27 Apr 2019; DW: The German Bundesbank and Austria's National Bank stopped issuing the €500 ($557) bank note on Friday, three months after it had ceased to be handed out in the rest of the eurozone.
The delay reflects a preference among consumers in both countries to continue to use banknotes for everyday purposes such as shopping, and for savings. Existing €500 notes in circulation will continue to be legal currency.
One of the world's highest-value banknotes, the €500 note's withdrawal leaves Switzerland's 1,000-franc bill (€878) and Brunei's 10,000-dollar note (€6,628) at the top of the league of high-value paper currency.
Laundering cash
Within the eurozone, the €500 euro note makes up just 2.3% of paper currency in circulation but it is used more in both Germany and Austria. By contrast, the €50 note totals 25% of all euro banknotes in circulation.

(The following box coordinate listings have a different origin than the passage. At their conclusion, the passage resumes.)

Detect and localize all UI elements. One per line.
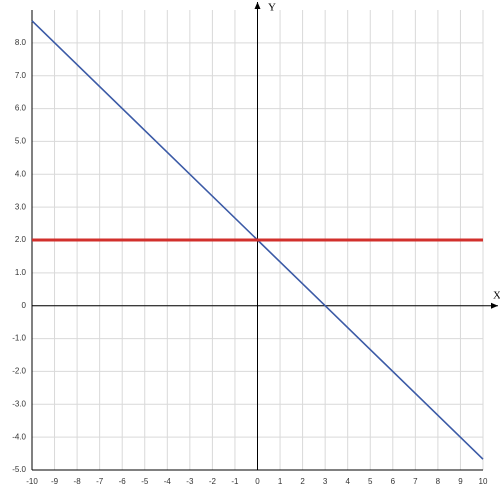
x-tick-label: -10 xyxy=(26,477,38,486)
x-tick-label: 0 xyxy=(255,477,260,486)
x-tick-label: 9 xyxy=(458,477,463,486)
line xyxy=(31,20,484,460)
y-tick-label: 7.0 xyxy=(15,71,27,80)
x-tick-label: 1 xyxy=(278,477,283,486)
y-tick-label: 0 xyxy=(22,301,27,310)
x-tick-label: -2 xyxy=(209,477,217,486)
y-tick-label: -4.0 xyxy=(12,432,26,441)
x-tick-label: 6 xyxy=(391,477,396,486)
x-tick-label: -9 xyxy=(51,477,59,486)
y-tick-label: -1.0 xyxy=(12,334,26,343)
x-tick-label: -8 xyxy=(74,477,82,486)
y-tick-label: -5.0 xyxy=(12,465,26,474)
y-tick-label: -3.0 xyxy=(12,399,26,408)
x-tick-label: -6 xyxy=(119,477,127,486)
x-tick-label: 10 xyxy=(479,477,488,486)
x-tick-label: 8 xyxy=(436,477,441,486)
x-tick-label: 4 xyxy=(345,477,350,486)
y-axis-arrow xyxy=(254,2,261,9)
y-tick-label: 8.0 xyxy=(15,38,27,47)
x-tick-label: -5 xyxy=(141,477,149,486)
y-tick-label: 6.0 xyxy=(15,104,27,113)
y-tick-label: -2.0 xyxy=(12,367,26,376)
y-axis-label: Y xyxy=(268,2,276,14)
y-tick-label: 5.0 xyxy=(15,137,27,146)
x-tick-label: -1 xyxy=(231,477,239,486)
y-tick-label: 1.0 xyxy=(15,268,27,277)
x-tick-label: -3 xyxy=(186,477,194,486)
x-tick-label: 3 xyxy=(323,477,328,486)
x-tick-label: 7 xyxy=(413,477,418,486)
x-tick-label: 5 xyxy=(368,477,373,486)
y-tick-label: 2.0 xyxy=(15,235,27,244)
x-axis-arrow xyxy=(491,302,498,309)
x-tick-label: -4 xyxy=(164,477,172,486)
x-tick-label: -7 xyxy=(96,477,104,486)
y-tick-label: 3.0 xyxy=(15,202,27,211)
y-tick-label: 4.0 xyxy=(15,169,27,178)
x-axis-label: X xyxy=(493,290,500,302)
x-tick-label: 2 xyxy=(300,477,305,486)
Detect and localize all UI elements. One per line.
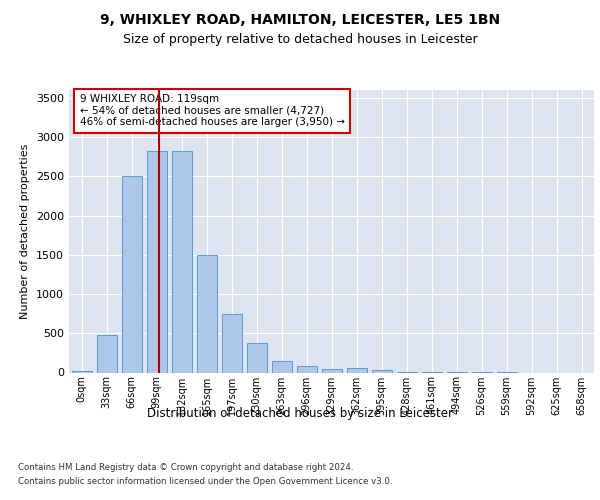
Bar bbox=[97, 335, 116, 372]
Bar bbox=[221, 314, 241, 372]
Bar bbox=[146, 151, 167, 372]
Bar bbox=[121, 176, 142, 372]
Bar bbox=[296, 366, 317, 372]
Bar bbox=[347, 368, 367, 372]
Bar bbox=[197, 255, 217, 372]
Bar bbox=[271, 361, 292, 372]
Bar bbox=[172, 151, 191, 372]
Text: 9 WHIXLEY ROAD: 119sqm
← 54% of detached houses are smaller (4,727)
46% of semi-: 9 WHIXLEY ROAD: 119sqm ← 54% of detached… bbox=[79, 94, 344, 128]
Bar bbox=[371, 370, 392, 372]
Text: Size of property relative to detached houses in Leicester: Size of property relative to detached ho… bbox=[122, 32, 478, 46]
Text: Contains public sector information licensed under the Open Government Licence v3: Contains public sector information licen… bbox=[18, 478, 392, 486]
Bar bbox=[322, 369, 341, 372]
Text: Distribution of detached houses by size in Leicester: Distribution of detached houses by size … bbox=[147, 408, 453, 420]
Bar bbox=[71, 370, 91, 372]
Y-axis label: Number of detached properties: Number of detached properties bbox=[20, 144, 31, 319]
Text: Contains HM Land Registry data © Crown copyright and database right 2024.: Contains HM Land Registry data © Crown c… bbox=[18, 462, 353, 471]
Text: 9, WHIXLEY ROAD, HAMILTON, LEICESTER, LE5 1BN: 9, WHIXLEY ROAD, HAMILTON, LEICESTER, LE… bbox=[100, 12, 500, 26]
Bar bbox=[247, 342, 266, 372]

According to the European Central Bank (ECB), the €500 bank note was used primarily by criminals to disguise their illegal income, and to launder money.
The eurozone's central bank has been redesigning all paper notes to make them more difficult to fake: "The ECB has a duty to safeguard the integrity of euro banknotes and continue to improve banknote technology," an ECB spokesman said last week.
New notes in May
At the end of May, the ECB will issue new €100 and €200 notes with enhanced security features and a hologram with small euro symbols that move around the number and sharpen under direct light.
"The new €100 and €200 banknotes benefit from the same security features as the €50 banknote, such as a portrait in the watermark and in the hologram, plus new and upgraded ones that make them harder to counterfeit but still easy to check," the ECB spokesman said.